平成26年度第2回外部研究評価委員会 新規研究の事前評価結果

研究テーマ
自動車環境対策の総合的な取組に関する研究
研究期間 2015~2017年度
研究目的
  • (1)自動車排出ガス規制強化の実効性評価等
  • ・規制物質の排出低減効果の検証、排出係数算定の資料作成
  • ・VOC、N2O等の未規制物質の排出実態の把握
  • ・排出ガス低減技術の評価
  • ・次期排出ガス規制と現行規制との関係性の評価
  • (2)次世代自動車等の排出ガス等の実態把握
  • ・ハイブリッド車等、最新技術を用いた次世代自動車等の特性及び環境性能の把握
研究内容
  • (1)最自動車排出ガス規制強化の実効性評価等
    ポスト新長期規制適合車等の最新規制適合車を用いて、法定試験や東京都実走行パターン等の各種モード(オフサイクル等を含む。)による排出ガス(VOC、N2O等の未規制物質を含む)の測定・分析を行い、排出実態の把握と共に排出係数作成の資料を得る。また、排出ガス計測は、次期排出ガス規制で採用される試験モード及び採用している排出ガス低減技術を踏まえ、現行の排出ガス規制から次期排出ガス規制への規制の継続性と実効性についての評価を行う。
  • (2)次世代自動車等の排出ガス等の実態把握
    ハイブリッド車等、最新技術を用いた次世代自動車等の特性について、燃費特性等を把握し、環境改善や温暖化対策に向けた効果等について検討する。
事前評価 A1名、B3名、C1名
評価コメント及び対応
  • 東京環境科学研究所では先輩諸氏が、自動車の排出ガスの実態を明らかにして、環境行政への有効なデータの提供を通じて、環境の維持、改善に貢献している。その意味で、この分野の継続的な研究活動を期待するものである。
  • 研究計画書の記載及び説明が網羅的であり、「総合的な取り組み」に反対するものでは無いが、時間と工数、予算に限りがあるという制約の中で実施せねばならないので、もっと課題を絞るべきと思われる。それには、研究者が過去の研究活動を通じて感じている「懸念事項」を挙げて、それを一つ一つ検証する研究スタイルであって良いと思われる。

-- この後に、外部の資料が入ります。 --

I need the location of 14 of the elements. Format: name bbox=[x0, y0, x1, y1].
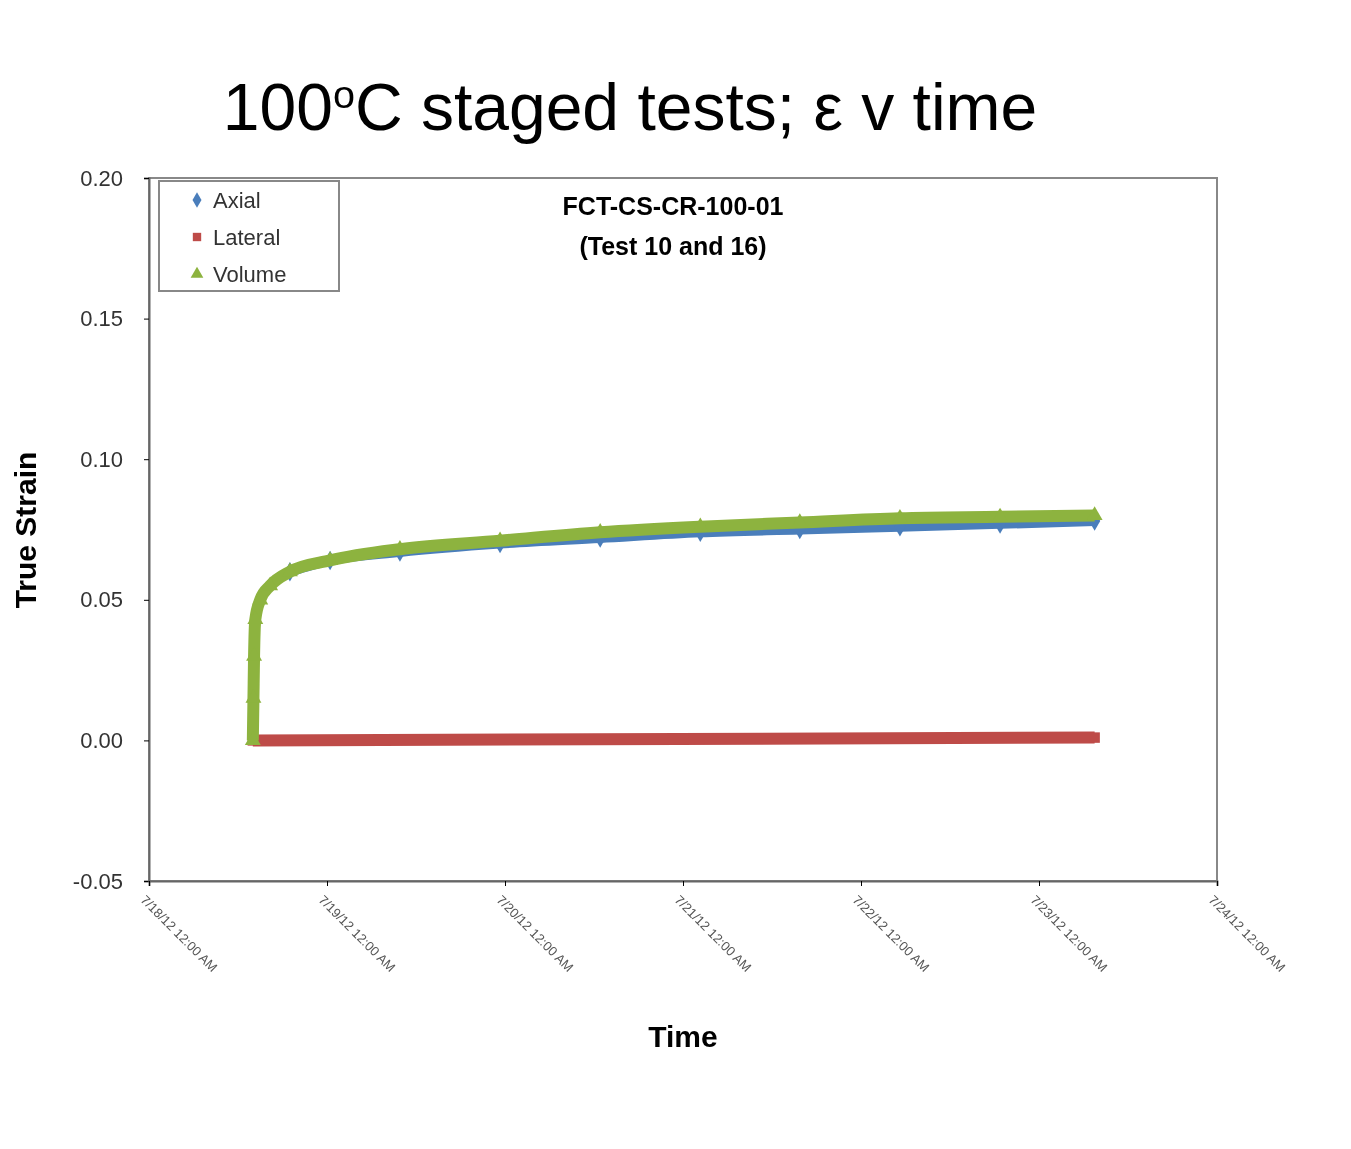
chart-title: 100$^{o}$C staged tests; ε v time bbox=[222, 70, 1038, 144]
x-axis-title: Time bbox=[648, 1020, 718, 1053]
annotation: (Test 10 and 16) bbox=[579, 232, 767, 260]
y-tick-label: 0.10 bbox=[80, 446, 123, 472]
legend-label: Volume bbox=[213, 262, 287, 287]
y-axis-title: True Strain bbox=[9, 451, 42, 609]
y-tick-label: 0.20 bbox=[80, 165, 123, 191]
legend-label: Axial bbox=[213, 188, 261, 213]
y-tick-label: 0.05 bbox=[80, 587, 123, 613]
y-tick-label: 0.00 bbox=[80, 727, 123, 753]
legend-label: Lateral bbox=[213, 225, 281, 250]
y-tick-label: -0.05 bbox=[72, 868, 123, 894]
y-tick-label: 0.15 bbox=[80, 306, 123, 332]
annotation: FCT-CS-CR-100-01 bbox=[562, 192, 784, 220]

  • 排ガス規制強化と対策技術の導入の過程で生じる新たな懸念事項について、引き続き実車を用いた検証を行うことにより、自動車の環境性能の更なる向上に貢献してまいります。
  • VOC,N2Oなどの未規制物質の排出実態の把握は評価できる研究内容である。
  • すべての研究に共通なことですが、研究結果をどのように行政の施策に反映させるのかの視点を持つことが必要です。この研究では、研究終了年度においては、「排出係数」はどの値までなら許容されるのかの考察が必要です。そこを忘れずに研究を進められたい。

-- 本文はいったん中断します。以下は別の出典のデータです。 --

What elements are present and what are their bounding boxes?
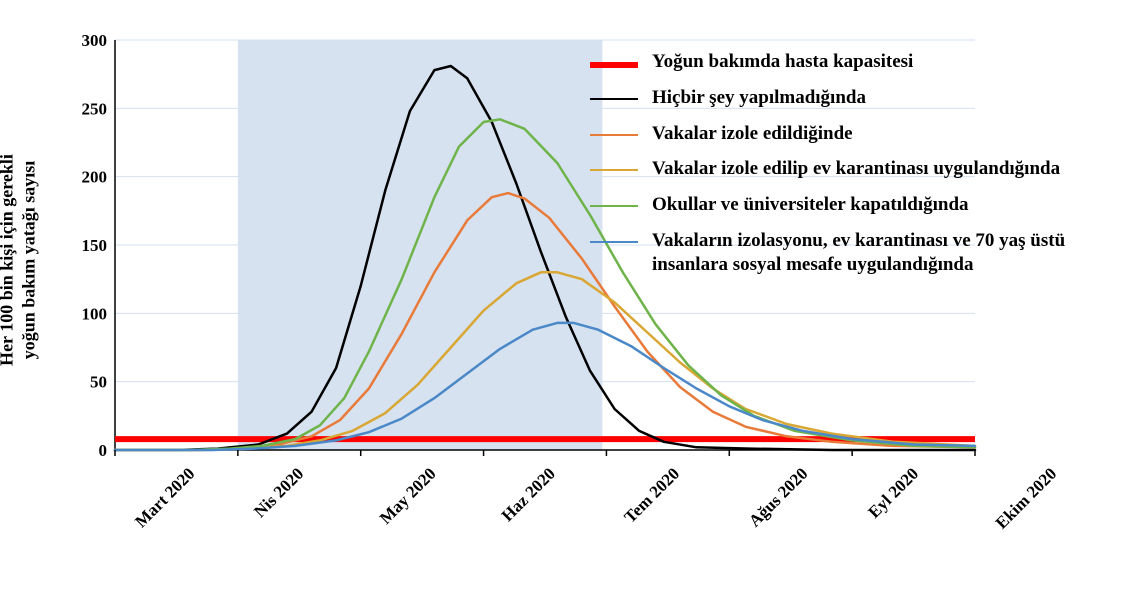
legend-swatch — [590, 98, 638, 100]
legend-item: Vakaların izolasyonu, ev karantinası ve … — [590, 229, 1110, 277]
legend: Yoğun bakımda hasta kapasitesi Hiçbir şey… — [590, 50, 1110, 288]
legend-swatch — [590, 62, 638, 68]
legend-label: Vakalar izole edildiğinde — [652, 122, 853, 146]
y-axis-title: Her 100 bin kişi için gerekliyoğun bakım… — [0, 80, 40, 440]
legend-item: Vakalar izole edilip ev karantinası uygu… — [590, 157, 1110, 181]
legend-label: Hiçbir şey yapılmadığında — [652, 86, 866, 110]
chart-wrap: 0 50 100 150 200 250 300 Her 100 bin kişi için… — [0, 0, 1144, 605]
y-tick-label: 250 — [82, 99, 108, 118]
y-tick-label: 100 — [82, 304, 108, 323]
chart-page: 0 50 100 150 200 250 300 Her 100 bin kişi için… — [0, 0, 1144, 605]
legend-label: Vakalar izole edilip ev karantinası uygu… — [652, 157, 1060, 181]
legend-swatch — [590, 205, 638, 207]
legend-label: Yoğun bakımda hasta kapasitesi — [652, 50, 913, 74]
legend-label: Okullar ve üniversiteler kapatıldığında — [652, 193, 969, 217]
legend-item: Yoğun bakımda hasta kapasitesi — [590, 50, 1110, 74]
y-tick-label: 200 — [82, 168, 108, 187]
legend-item: Vakalar izole edildiğinde — [590, 122, 1110, 146]
legend-swatch — [590, 169, 638, 171]
y-tick-label: 50 — [90, 373, 107, 392]
y-axis-title-line1: Her 100 bin kişi için gerekliyoğun bakım… — [0, 154, 38, 366]
y-tick-label: 150 — [82, 236, 108, 255]
legend-swatch — [590, 241, 638, 243]
y-tick-label: 300 — [82, 31, 108, 50]
y-tick-label: 0 — [99, 441, 108, 460]
legend-item: Okullar ve üniversiteler kapatıldığında — [590, 193, 1110, 217]
legend-item: Hiçbir şey yapılmadığında — [590, 86, 1110, 110]
legend-label: Vakaların izolasyonu, ev karantinası ve … — [652, 229, 1082, 277]
legend-swatch — [590, 134, 638, 136]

  • また、「排出ガス低減技術の評価」ですが、何を評価軸にするのか、その評価軸は定量的に評価できるのかなどの事項について、十分に検討してから研究を進められたい。
  • 研究テーマ名の付け方、ご一考願いたい。次世代自動車等低公害車の定義をきちんとしていただきたい。
  • ・個々の測定値は最終的には排出量算定に使われ、行政施策の根拠となることから、個々のデータを慎重、的確に評価していきたいと思います。
    また、「排出ガス低減技術の評価」では規制・未規制物質の排出量を評価します。
    ・本研究ではハイブリッドトラック等普及が進んでいない車を対象としていますが、次世代自動車の定義としては曖昧な部分があり、今後わかりやすい表記を検討したいと思います。
  • 30年以上に渡って継続的に実施されている息の長い研究であり,クリーンディーゼル(小型車)などの評価を新たに採り入れている。
  • 直噴車(ガソリンエンジン?)よりクリーンディーゼル車(ディーゼルエンジン,高温高圧縮比?)の方がPMが少ないという一般人から見ると不思議な現象がなぜ起こるのか?
  • 説明で研究の意義などが分りにくいところがありました。長い研究ですので毎年,過去の研究のレビュー(振り返り)と将来に渡っての展望をしていただき研究の意義や位置づけがあやふやにならないように進めていただきたい。そうすれば「なぜクリーンディーゼル(小型)を評価するのか?」などの疑問に対しても明快な回答ができるのではないかと考える。
  • ・ディーゼル車がガソリン直噴車に比べがPMが少ない理由はディーゼル車にはDPFが装着されているからと考えます。
    ・今後も、自動車の環境性能の向上のため、自動車技術の変化とその環境への影響について検証を進めていきます。
  • 自動車排出ガス規制強化の実効性を評価するために、法定試験や東京都実走行パターン等の各種モードによる排出ガスの測定・分析を行って、排出実態の把握と排出係数作成資料を得るという研究手法は適切であり、成果が期待される。
  • 使用過程調査に用いる車両の選定基準がやや不明確で、代表性が十分にあるのか疑問に感じた。
  • 車両は、排出低減装置の種類、排気量、メーカー、年式、販売台数、走行距離等を総合的に考慮して代表性のある車両を選定していきます。
  • 次期規制、新技術車、測定すべき排出物質の拡張(多様化)などの多面的な課題に対応するための実験スケジュールが組まれていることがわかる。
  • 長期的な排出規制の進化に対応した排出実態の変動に関する基礎的データの積み上げは、それ自体に大きな価値があると同時に、環境汚染濃度の変化を根拠づけるモデル計算などでも不可欠である。それにとどまらず、実験によって、諸規制への適合度や新技術車の効果が宣伝ほどではない、あるいは非常に効果が大きいことがわかった等、実験の意義を直接示すような取りまとめ方と公表の機会を増やせるよう望む。
  • 規制強化や新技術の効果を適切に評価し、公表していきたいと考えます。